RUDN University doctors studied immunohistochemical markers in patients with normal pregnancy and preeclampsia and noticed patterns. They not only provide new insight into the mechanics of the pathology but also open up a new potential therapeutic target for its treatment. The results were published in Placenta.
Newswise — One of the most dangerous complications during pregnancy is preeclampsia. This pathology affects several body systems at once. Arterial hypertension, proteinuria, edema, and multiple organ failure occur. The causes and mechanisms of the disease are not fully understood. One version is associated with immune cells - macrophages, which can become pro-inflammatory and anti-inflammatory agents. Transforming growth factor beta (TGFβ) is partly responsible for the anti-inflammatory activation of macrophages. Doctors from RUDN University together with colleagues from the V.I. Kulakov National Medical Research Center for Obstetrics, Gynecology, and Perinatology studied the role of this protein in preeclampsia and discovered a new potential approach to the treatment of this disease.
“Transforming growth factor beta is responsible for the anti-inflammatory activation of macrophages in preeclampsia. However, its role is not fully understood. There are separate studies, but they studied macrophages in the fetal part of the placenta. We decided to study TGFβ and its receptor in placental tissue,” Polina Vishnyakova, PhD, Associate Professor of the Department of Histology, Cytology, and Embryology of RUDN University, Head of the Laboratory of Regenerative Medicine of the V.I. Kulakov National Medical Research Center for Obstetrics, Gynecology and Perinatology said.
The study was conducted on 30 patients. In 10 of them, pregnancy proceeded without complications. The rest were diagnosed with early or late preeclampsia - 10 patients from each group. The scientists examined placental tissue samples using immunohistochemical analysis, Western blotting, PCR, and other tests.
In both groups with preeclampsia, decreased activity of genes corresponding to the TGFβ receptor and CD206 proteins was found. The scientists then discovered that these genes were linked through a specific microRNA (small non-coding RNA molecule), miR-27a. RUDN doctors concluded that this molecule plays an important role in the regulation of TGFβ. First, it provides new insights into the mechanisms of preeclampsia. Secondly, this means that it may be possible to artificially manipulate TGFβ and thus potentially treat preeclampsia.

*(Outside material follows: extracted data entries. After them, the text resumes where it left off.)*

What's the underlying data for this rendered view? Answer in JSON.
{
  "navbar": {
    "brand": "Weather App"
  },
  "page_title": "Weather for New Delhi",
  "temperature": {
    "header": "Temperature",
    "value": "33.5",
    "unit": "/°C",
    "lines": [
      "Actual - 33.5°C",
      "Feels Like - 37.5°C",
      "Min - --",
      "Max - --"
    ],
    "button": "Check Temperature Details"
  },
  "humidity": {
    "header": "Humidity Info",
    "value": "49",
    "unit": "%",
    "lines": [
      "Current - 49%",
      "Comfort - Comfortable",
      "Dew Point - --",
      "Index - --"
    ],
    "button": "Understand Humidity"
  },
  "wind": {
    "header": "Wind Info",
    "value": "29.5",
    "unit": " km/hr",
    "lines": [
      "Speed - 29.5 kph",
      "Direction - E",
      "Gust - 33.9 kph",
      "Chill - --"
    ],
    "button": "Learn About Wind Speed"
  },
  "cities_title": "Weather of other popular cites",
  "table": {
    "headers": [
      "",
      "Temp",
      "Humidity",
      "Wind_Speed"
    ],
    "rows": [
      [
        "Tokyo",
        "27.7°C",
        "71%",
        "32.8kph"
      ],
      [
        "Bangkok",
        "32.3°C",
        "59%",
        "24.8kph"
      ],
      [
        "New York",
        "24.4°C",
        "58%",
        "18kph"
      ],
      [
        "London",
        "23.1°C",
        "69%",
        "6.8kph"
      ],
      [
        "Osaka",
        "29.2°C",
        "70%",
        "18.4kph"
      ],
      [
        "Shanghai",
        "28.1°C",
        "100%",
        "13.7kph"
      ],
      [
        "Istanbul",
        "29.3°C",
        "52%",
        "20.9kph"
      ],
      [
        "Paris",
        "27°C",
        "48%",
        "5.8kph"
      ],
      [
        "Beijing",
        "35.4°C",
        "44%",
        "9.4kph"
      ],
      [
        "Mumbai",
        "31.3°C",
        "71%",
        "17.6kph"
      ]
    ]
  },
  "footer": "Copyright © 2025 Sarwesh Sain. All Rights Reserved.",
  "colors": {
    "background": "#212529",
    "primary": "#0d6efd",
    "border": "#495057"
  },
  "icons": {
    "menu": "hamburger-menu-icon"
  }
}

“Our results reveal a new potential therapeutic target for patients with preeclampsia. This provides a deeper understanding of the basic mechanisms that are involved in the development of this pathology and new treatment options,” Polina Vishnyakova, PhD, Associate Professor of the Department of Histology, Cytology, and Embryology of RUDN University, Head of the Laboratory of Regenerative Medicine of the V.I. Kulakov National Medical Research Center for Obstetrics, Gynecology, and Perinatology said.